You’re a Zombie: Head stuffed up, your body aches; guttural moans and groans escape your frog-clogged throat. What do you do now? Students everywhere face the momentous decision of whether or not to go to class. Considering whether you’re paying in state or out of state tuition, each week of classes costs you either 90 or 180 dollars, so the decision should not be taken lightly.

So what are your options? PSU senior Jillian Spring said that when she’s sick, she generally tends to just suck it up. “As bad as it sounds, I tend to just grab a couple of bags of tea, my travel mug, some Advil, and head out,” said Spring. “I may be miserable, but I can’t really afford to miss class, particularly when professors require a doctor’s note for an excused absence.”

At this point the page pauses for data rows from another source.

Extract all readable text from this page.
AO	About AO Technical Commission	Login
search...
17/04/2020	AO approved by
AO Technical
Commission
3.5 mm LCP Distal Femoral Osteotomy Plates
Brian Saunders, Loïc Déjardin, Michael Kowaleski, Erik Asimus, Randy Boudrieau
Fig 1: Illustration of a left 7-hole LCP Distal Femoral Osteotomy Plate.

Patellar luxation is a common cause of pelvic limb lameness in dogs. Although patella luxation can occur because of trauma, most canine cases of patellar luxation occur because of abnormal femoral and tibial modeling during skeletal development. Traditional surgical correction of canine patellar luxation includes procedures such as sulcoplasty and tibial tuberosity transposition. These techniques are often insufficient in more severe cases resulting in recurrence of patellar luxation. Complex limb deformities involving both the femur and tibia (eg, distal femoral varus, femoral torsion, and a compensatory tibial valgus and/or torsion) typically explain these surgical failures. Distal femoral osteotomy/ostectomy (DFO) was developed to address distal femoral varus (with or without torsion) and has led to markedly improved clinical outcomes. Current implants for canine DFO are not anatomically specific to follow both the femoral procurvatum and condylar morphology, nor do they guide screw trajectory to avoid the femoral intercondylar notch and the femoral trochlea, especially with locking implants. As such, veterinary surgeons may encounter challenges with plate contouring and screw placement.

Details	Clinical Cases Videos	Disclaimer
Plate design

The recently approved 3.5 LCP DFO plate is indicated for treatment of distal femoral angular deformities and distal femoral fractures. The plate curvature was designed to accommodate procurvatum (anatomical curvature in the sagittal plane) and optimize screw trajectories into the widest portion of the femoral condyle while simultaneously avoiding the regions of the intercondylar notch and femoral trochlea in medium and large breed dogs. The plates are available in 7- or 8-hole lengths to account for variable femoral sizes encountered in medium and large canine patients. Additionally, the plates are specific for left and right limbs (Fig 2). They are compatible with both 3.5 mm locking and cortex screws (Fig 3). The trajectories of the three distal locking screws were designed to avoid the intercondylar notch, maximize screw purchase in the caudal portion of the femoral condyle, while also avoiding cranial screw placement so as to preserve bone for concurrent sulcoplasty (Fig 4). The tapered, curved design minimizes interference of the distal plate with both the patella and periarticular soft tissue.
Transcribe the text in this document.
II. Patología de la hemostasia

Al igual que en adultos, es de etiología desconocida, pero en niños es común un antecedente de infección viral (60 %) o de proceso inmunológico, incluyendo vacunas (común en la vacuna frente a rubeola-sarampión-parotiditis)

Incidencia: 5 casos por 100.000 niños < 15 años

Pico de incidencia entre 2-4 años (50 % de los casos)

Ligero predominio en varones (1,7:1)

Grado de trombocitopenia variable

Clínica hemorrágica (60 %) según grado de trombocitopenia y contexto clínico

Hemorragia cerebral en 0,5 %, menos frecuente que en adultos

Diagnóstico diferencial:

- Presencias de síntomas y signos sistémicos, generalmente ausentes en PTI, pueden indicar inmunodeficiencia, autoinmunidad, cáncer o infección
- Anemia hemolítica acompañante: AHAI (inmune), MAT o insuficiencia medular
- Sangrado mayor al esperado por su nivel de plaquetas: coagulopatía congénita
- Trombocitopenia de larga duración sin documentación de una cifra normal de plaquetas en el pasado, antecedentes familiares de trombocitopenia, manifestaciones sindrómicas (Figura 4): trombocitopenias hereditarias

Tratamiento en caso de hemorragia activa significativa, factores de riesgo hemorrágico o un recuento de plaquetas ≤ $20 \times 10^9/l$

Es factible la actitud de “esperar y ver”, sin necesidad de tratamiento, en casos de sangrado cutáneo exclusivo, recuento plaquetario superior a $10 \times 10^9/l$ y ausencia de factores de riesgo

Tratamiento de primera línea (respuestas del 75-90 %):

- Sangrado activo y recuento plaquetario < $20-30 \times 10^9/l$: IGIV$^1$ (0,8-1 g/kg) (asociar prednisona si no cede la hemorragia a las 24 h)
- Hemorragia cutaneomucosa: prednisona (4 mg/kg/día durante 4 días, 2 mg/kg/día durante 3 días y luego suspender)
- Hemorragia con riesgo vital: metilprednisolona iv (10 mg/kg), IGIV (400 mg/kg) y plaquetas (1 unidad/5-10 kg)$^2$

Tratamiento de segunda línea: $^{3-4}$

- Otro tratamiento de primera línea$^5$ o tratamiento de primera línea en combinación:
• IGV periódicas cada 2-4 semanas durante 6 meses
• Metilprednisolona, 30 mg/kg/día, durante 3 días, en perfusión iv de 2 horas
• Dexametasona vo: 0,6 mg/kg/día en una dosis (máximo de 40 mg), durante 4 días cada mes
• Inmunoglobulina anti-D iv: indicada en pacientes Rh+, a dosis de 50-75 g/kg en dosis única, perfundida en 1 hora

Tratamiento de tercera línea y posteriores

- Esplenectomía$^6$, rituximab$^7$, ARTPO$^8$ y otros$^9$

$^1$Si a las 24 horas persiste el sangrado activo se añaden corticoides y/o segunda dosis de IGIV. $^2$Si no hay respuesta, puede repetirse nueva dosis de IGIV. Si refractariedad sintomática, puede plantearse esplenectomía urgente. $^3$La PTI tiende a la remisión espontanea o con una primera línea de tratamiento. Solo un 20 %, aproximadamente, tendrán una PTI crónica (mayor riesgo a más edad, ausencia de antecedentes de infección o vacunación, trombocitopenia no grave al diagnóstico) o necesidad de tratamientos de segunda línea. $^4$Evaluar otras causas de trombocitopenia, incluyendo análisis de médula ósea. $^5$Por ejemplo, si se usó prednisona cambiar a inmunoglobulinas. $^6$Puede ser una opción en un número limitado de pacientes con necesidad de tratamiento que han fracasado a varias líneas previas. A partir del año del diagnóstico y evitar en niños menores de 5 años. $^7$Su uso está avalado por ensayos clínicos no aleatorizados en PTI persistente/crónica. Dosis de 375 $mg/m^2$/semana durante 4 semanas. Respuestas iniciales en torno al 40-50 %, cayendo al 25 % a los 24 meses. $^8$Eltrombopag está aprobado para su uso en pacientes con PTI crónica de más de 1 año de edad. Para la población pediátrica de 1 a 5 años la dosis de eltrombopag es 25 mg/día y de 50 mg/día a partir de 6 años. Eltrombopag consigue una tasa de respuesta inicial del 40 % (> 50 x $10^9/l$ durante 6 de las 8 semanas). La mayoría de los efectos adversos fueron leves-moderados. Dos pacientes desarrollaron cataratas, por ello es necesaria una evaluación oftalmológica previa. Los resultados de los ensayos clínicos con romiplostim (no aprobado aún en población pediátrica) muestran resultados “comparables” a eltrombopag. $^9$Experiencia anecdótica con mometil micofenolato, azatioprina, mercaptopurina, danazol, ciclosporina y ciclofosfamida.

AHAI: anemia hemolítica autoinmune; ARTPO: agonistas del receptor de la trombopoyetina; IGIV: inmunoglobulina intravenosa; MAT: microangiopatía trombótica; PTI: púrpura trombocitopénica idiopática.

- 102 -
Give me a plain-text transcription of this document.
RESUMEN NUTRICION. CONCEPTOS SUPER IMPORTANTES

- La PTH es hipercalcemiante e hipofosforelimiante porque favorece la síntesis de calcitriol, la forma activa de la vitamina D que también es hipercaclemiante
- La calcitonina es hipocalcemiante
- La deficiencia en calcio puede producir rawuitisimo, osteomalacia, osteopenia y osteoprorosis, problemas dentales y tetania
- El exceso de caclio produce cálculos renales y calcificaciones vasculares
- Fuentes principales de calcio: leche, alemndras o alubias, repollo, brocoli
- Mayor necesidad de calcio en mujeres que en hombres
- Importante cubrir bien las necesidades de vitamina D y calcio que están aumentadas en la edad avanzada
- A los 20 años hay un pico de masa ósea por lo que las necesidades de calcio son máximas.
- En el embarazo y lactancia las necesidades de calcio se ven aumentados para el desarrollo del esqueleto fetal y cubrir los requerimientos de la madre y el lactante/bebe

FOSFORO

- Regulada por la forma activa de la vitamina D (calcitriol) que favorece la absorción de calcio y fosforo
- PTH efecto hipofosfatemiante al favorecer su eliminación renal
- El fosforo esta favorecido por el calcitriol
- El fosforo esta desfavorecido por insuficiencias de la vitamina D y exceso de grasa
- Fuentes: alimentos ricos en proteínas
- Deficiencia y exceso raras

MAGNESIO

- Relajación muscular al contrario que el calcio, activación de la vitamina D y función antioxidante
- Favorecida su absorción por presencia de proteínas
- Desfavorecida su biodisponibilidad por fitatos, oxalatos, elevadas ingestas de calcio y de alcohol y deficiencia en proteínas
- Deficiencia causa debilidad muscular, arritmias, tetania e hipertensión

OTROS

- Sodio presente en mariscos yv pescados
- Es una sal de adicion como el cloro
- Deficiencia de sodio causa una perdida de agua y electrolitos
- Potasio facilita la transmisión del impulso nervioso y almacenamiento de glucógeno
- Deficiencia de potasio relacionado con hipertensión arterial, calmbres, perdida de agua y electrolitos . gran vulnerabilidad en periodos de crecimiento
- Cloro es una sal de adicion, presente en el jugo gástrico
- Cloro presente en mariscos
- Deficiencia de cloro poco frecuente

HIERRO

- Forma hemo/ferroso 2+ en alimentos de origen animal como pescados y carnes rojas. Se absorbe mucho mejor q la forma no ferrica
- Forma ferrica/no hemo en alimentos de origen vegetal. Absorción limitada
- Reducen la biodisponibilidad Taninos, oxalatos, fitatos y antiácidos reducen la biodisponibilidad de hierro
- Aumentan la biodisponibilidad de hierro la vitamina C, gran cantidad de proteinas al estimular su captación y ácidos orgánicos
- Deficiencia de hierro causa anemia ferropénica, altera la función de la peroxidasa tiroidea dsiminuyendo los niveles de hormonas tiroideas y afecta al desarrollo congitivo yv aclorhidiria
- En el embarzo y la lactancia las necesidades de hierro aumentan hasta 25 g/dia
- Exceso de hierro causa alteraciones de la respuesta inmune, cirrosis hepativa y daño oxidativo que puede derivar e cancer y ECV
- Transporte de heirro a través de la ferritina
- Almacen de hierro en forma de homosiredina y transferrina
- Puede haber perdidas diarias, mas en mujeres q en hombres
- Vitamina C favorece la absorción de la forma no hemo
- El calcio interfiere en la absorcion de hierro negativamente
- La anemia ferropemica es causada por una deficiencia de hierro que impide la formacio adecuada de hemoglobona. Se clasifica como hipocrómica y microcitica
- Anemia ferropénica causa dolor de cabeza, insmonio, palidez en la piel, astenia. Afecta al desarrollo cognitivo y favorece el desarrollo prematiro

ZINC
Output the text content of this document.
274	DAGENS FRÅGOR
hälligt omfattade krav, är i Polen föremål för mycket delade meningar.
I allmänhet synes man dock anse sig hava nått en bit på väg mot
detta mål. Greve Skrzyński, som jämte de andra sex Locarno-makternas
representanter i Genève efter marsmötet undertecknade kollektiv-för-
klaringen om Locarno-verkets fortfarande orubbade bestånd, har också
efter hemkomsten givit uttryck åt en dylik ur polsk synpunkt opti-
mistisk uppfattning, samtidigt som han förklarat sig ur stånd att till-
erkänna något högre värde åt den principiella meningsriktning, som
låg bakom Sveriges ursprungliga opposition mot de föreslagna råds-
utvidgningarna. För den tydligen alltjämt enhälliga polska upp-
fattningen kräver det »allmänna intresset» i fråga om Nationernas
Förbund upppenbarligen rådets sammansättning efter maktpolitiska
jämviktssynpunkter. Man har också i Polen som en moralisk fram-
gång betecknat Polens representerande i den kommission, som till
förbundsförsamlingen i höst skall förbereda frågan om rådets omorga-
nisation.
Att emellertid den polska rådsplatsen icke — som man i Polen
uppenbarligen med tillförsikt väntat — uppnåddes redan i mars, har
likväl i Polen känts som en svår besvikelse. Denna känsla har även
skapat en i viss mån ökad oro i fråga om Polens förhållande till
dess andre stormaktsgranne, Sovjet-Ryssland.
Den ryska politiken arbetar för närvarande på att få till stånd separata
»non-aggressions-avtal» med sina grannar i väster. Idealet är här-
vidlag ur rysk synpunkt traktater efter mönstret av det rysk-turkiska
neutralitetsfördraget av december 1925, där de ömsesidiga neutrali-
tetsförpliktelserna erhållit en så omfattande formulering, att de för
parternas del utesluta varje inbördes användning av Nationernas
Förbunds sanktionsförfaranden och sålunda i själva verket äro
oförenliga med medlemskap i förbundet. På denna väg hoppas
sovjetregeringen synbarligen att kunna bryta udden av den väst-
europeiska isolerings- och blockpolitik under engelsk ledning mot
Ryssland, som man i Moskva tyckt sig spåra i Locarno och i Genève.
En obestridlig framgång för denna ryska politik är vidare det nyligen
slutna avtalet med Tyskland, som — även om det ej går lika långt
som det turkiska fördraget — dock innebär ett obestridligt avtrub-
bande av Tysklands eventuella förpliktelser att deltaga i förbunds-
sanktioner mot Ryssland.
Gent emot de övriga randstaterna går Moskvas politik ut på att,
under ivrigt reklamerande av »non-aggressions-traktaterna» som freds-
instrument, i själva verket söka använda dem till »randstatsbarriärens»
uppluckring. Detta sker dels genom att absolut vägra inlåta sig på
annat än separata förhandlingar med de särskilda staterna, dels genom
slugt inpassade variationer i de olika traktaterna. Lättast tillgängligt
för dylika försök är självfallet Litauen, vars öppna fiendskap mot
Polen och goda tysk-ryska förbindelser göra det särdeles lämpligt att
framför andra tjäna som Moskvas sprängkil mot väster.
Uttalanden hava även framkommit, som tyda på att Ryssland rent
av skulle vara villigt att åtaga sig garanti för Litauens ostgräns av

Other students are a little more unorthodox. PSU junior Josh Cooley suffered an impressive bout of the flu last March, and he advocates for you to “SLEEP as much as possible! I would not go out at all.” Furthermore, Cooley claims that he would also, “take a shower before each class, if I could. This would help me clear my sinuses and make me feel fresher for class.” These steps, along with a lot of Dayquil and Nyquil, helped him to cope with his illness.

PSU’s Student Body President and senior Bryan Funk offered a list of things that he would do to be sure he was ready for a full day of work even when a cold has him down. “The only option for footwear is moccasins,” said Funk. “There is nothing that makes you feel more warm, cozy and at home than those soft bundles of joy to slip your feet into.”

He went on to say that you need, “Comfy clothes: An old hoodie is preferable, as well as a winter hat. Looking like a rag-doll doesn’t really matter when you have to face the treachery of class while sick.” Funk was not the only one to address clothing and accessories. According to Cooley, he would change clothes as often as he could to make sure that he felt fresh for class. It’s necessary, he argued, considering how often the flu caused him to sweat!        

But if comfy clothes and salubrious doses of head cold remedies don’t do it for you, there remains the questionable yet valid notion that a few shots of Bacardi 151 the night before a full course load (for those of you who are of age) might cure a bacterial infection or virus. The prior options, however, tend to be a bit more user-friendly and are less likely to leave you drooling on your neighbors couch.

Of course, if you truly are too sick to attend the Health Services Office on Merril Street is always ready to help you out. A final word of advice from Funk: “If you muscle your way to class and make it there only to find that you can’t make it all the way, I would highly suggest leaving. Your professor will respect the fact that you tried, other people in the class won’t get sick, and you may get off with an excused absence! If you aren’t feeling like you can make it, and the professor suggests you stay, I highly suggest sticking with your gut (as long as you can hold it).”